Sunday, 9 July 2017

Mark 6:31

He said to them, ‘Come away to a deserted place all by yourselves and rest a while.’ For many were coming and going, and they had no leisure even to eat.

Here is a clear reminder that God takes account of our needs. The disciples were in the middle of all sorts of ‘stuff’ and Jesus recognised that they needed a break. The deserted place is really attractive when lots, and even too much, is going on. There is nothing wrong with that. We all have things that we need to do – but one of those things, sometimes, is to get away from the other stuff. Rest is part of what sustains us. It is the Sabbath principle. The disciples are here invited to rest a while.

It is so difficult to get away. There are always things crowding in on the omni-present ‘to do’ list which constantly demands attention. But we need the times of refreshing rest.

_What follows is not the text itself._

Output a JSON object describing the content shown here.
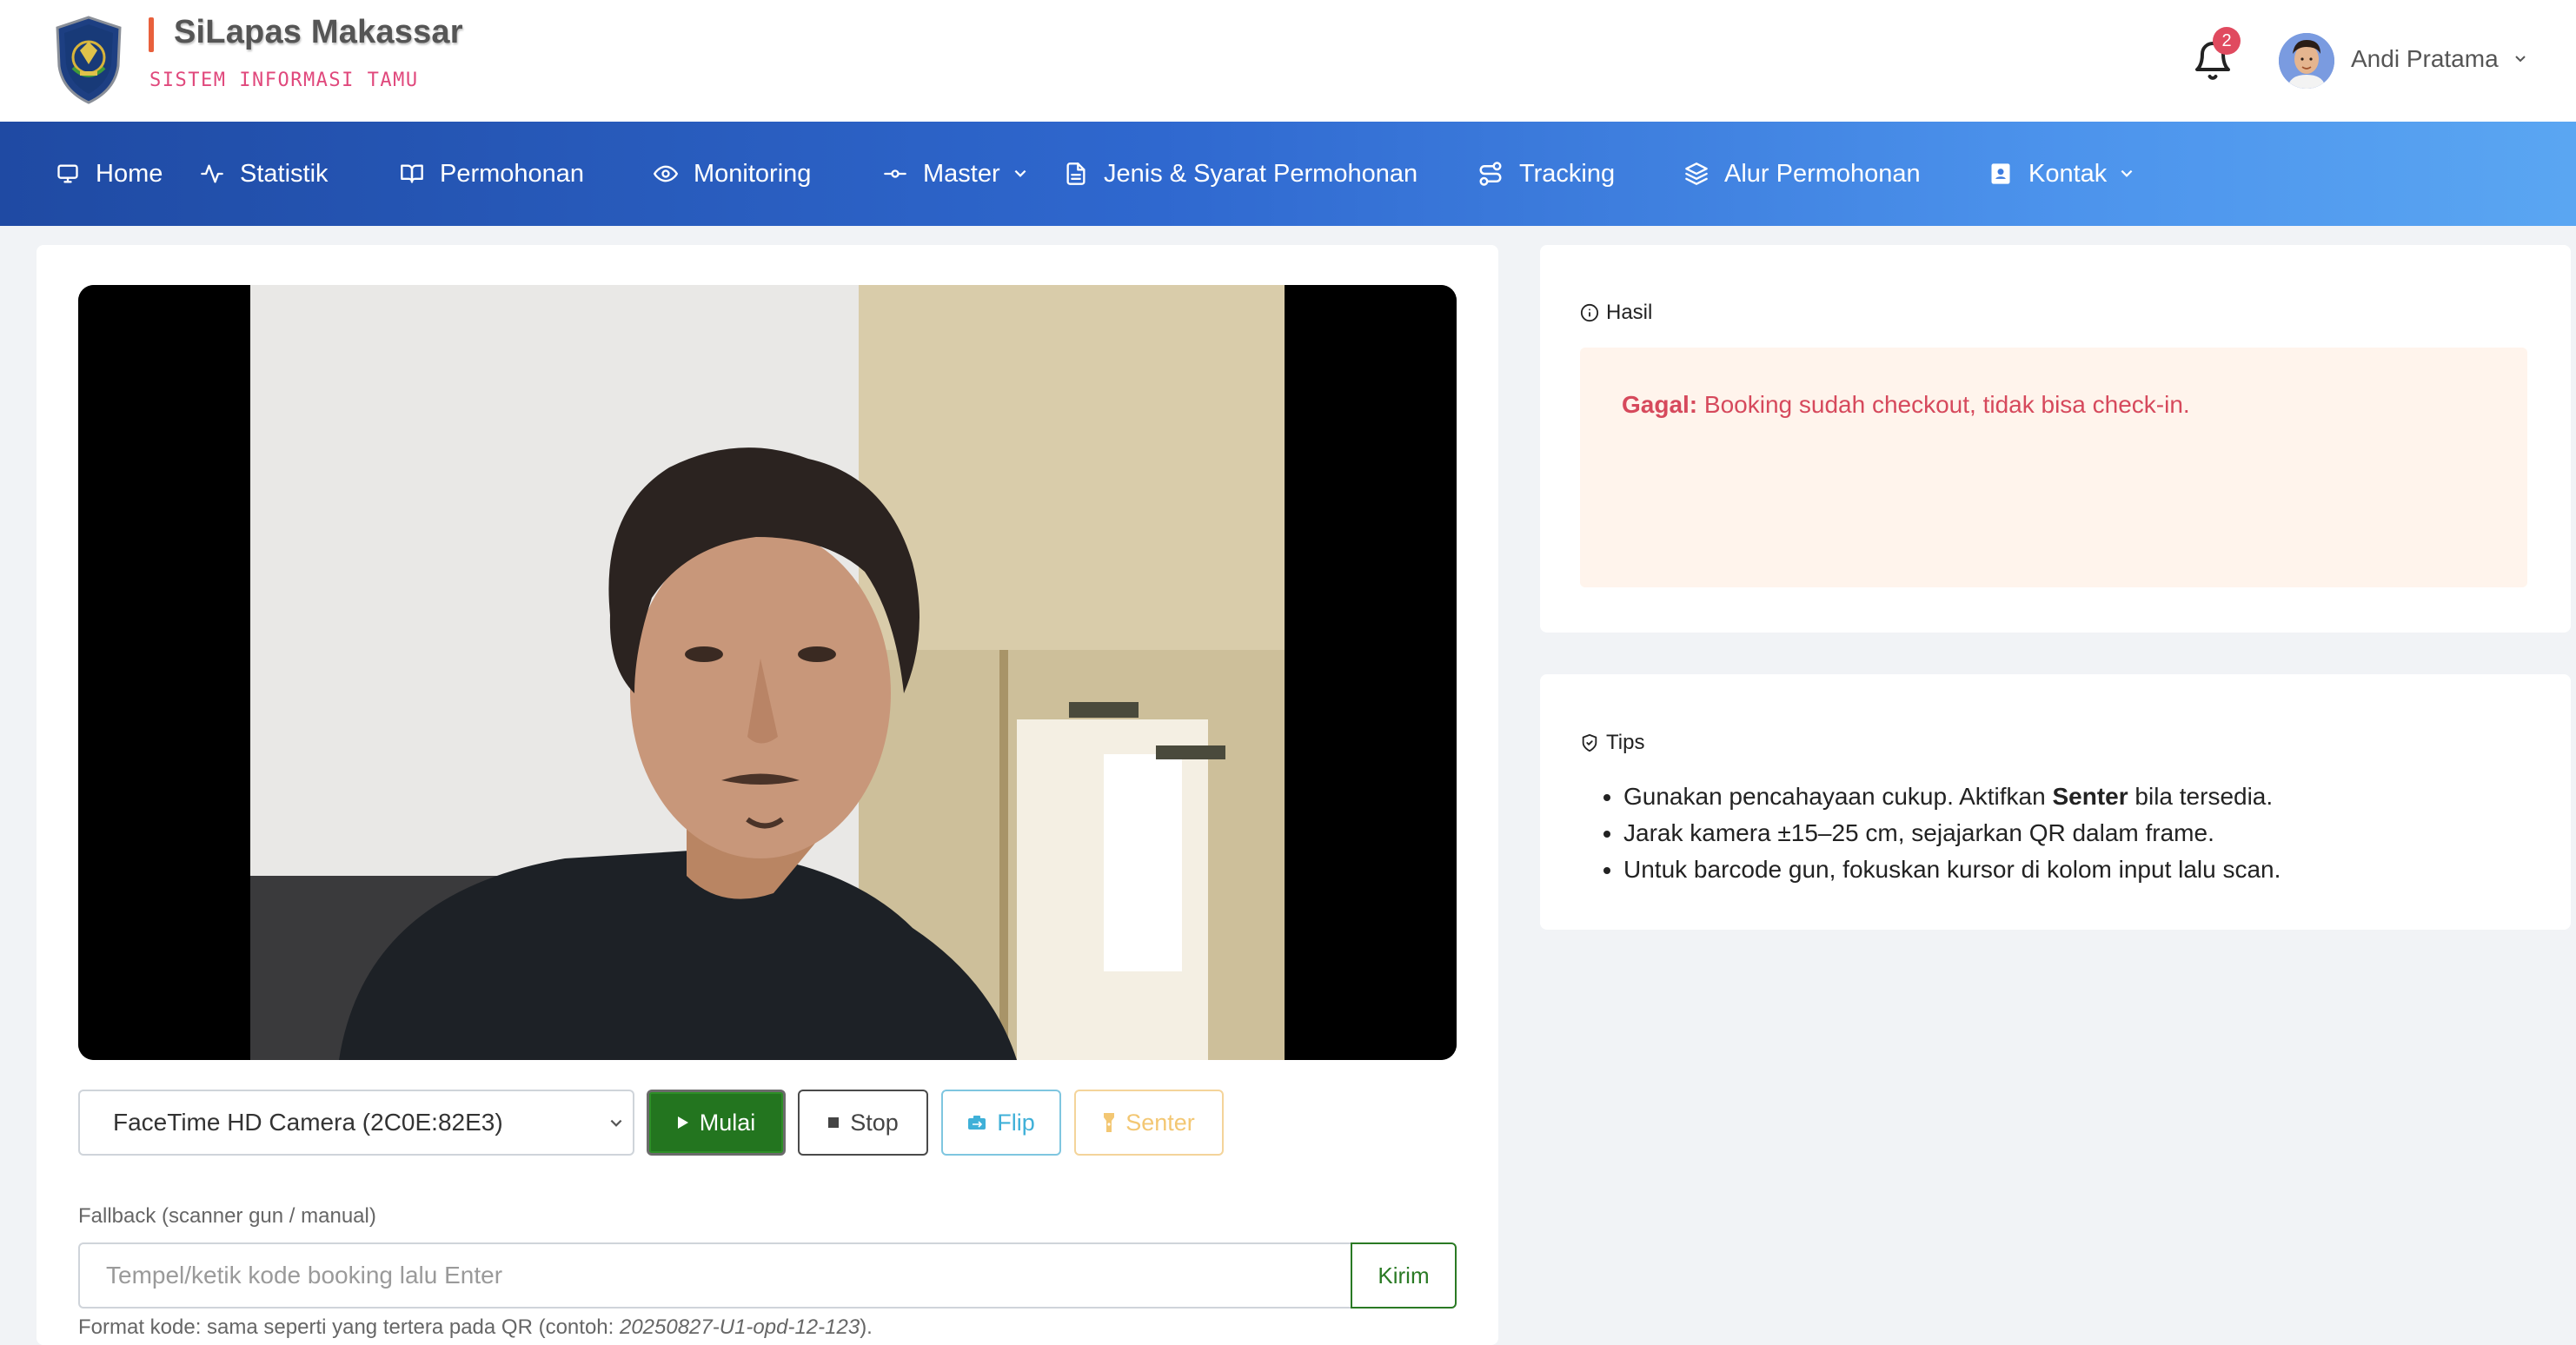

It is important that the disciples are addressed by Jesus. This going to ‘a deserted place’ happens because he speaks to them, suggesting the possibility. If we are not listening, then God is going to have difficulty getting through to us! God does speak to us, and one of the questions is whether we are ready and willing to be guided by God. (Sometimes we think we know better!) Another question is as to how ready we are to ‘come away’ when that is the invitation. Sometimes we think we can’t be spared. We need to find the ‘come away’ spaces, even if they are momentary and don’t include geographical movement.

We need to allow God to identify the ‘deserted place’ of the moment, and to readily go there. What does it mean to ‘rest a while’? What does that do for us? Surely it sustains us for everything else.

We are told that “they had no leisure even to eat”. It is actually not good to have no leisure. We need balance in what we do and how we are – even though that is not easily achieved when we are functioning under pressure.

It is also important to remember that, vital though it is, the ‘deserted place’ and the opportunity to ‘rest a while’ is but a step on the way. In this particular instance, the context is that they will soon find themselves in the midst of that busy incident to which we normally refer as the ‘feeding of the five thousand’.